Most fluid is reabsorbed here by capillaries, with the remainder returning via efferent lymphatics and the thoracic duct into the subclavian veins. Lymphatics are also important for lipid absorption in the gut.
Oedema is swelling of the tissues due to excess fluid in the interstitial space. It is caused when filtration is increased to the extent that the lymphatics are unable to remove the fluid fast enough (see above), or by dysfunctional lymphatic drainage (e.g. elephantiasis, the blockage of lymphatics with filarial nematode worms).
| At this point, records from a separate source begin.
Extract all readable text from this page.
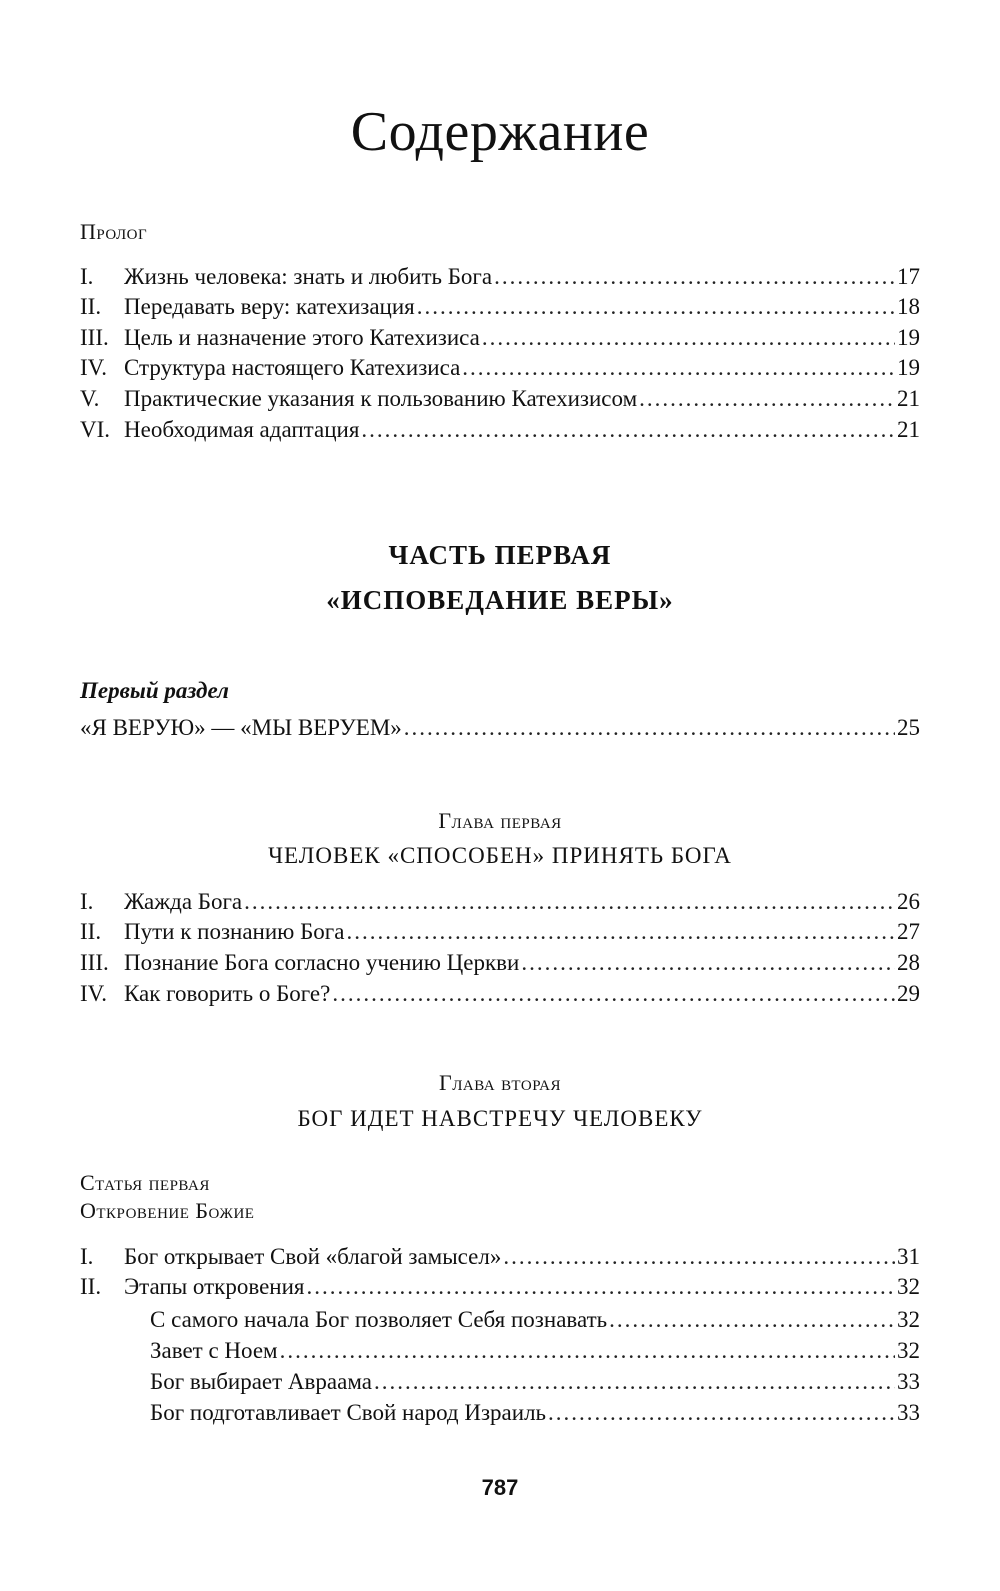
Содержание
Пролог
I.	Жизнь человека: знать и любить Бога .....	17
II. Передавать веру: катехизация .....	18
III. Цель и назначение этого Катехизиса .....	19
IV. Структура настоящего Катехизиса .....	19
V.	Практические указания к пользованию Катехизисом .....	21
VI. Необходимая адаптация .....	21
ЧАСТЬ ПЕРВАЯ
«ИСПОВЕДАНИЕ ВЕРЫ»
Первый раздел
«Я ВЕРУЮ» — «МЫ ВЕРУЕМ» .....	25
Глава первая
ЧЕЛОВЕК «СПОСОБЕН» ПРИНЯТЬ БОГА
I.	Жажда Бога .....	26
II. Пути к познанию Бога .....	27
III. Познание Бога согласно учению Церкви .....	28
IV. Как говорить о Боге? .....	29
Глава вторая
БОГ ИДЕТ НАВСТРЕЧУ ЧЕЛОВЕКУ
Статья первая
Откровение Божие
I.	Бог открывает Свой «благой замысел» .....	31
II. Этапы откровения .....	32
С самого начала Бог позволяет Себя познавать .....	32
Завет с Ноем .....	32
Бог выбирает Авраама .....	33
Бог подготавливает Свой народ Израиль .....	33
787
Inflammation (Chapter 10) causes swelling and oedema because it increases capillary permeability, allowing protein to leak into the interstitium and disrupt the oncotic pressure gradient, so filtration is increased. Reduced venous drainage (increased venous pressure) also increases filtration and can lead to oedema; standing without moving the legs prevents the opera tion of the muscle pump (Chapter 16), local venous pressure rises, and the legs swell. In congestive heart failure, reduced cardiac function results in increased pulmonary and central venous pressure (Chapter 20), leading, respectively, to pulmonary oedema (alveoli fill with fluid) and peripheral oedema [swelling of the legs and liver, and accumulation of fluid in the peritoneum (ascites)]. Severe protein starvation can cause generalized oedema and a grossly swollen abdomen due to ascites and an enlarged liver (kwashiorkor).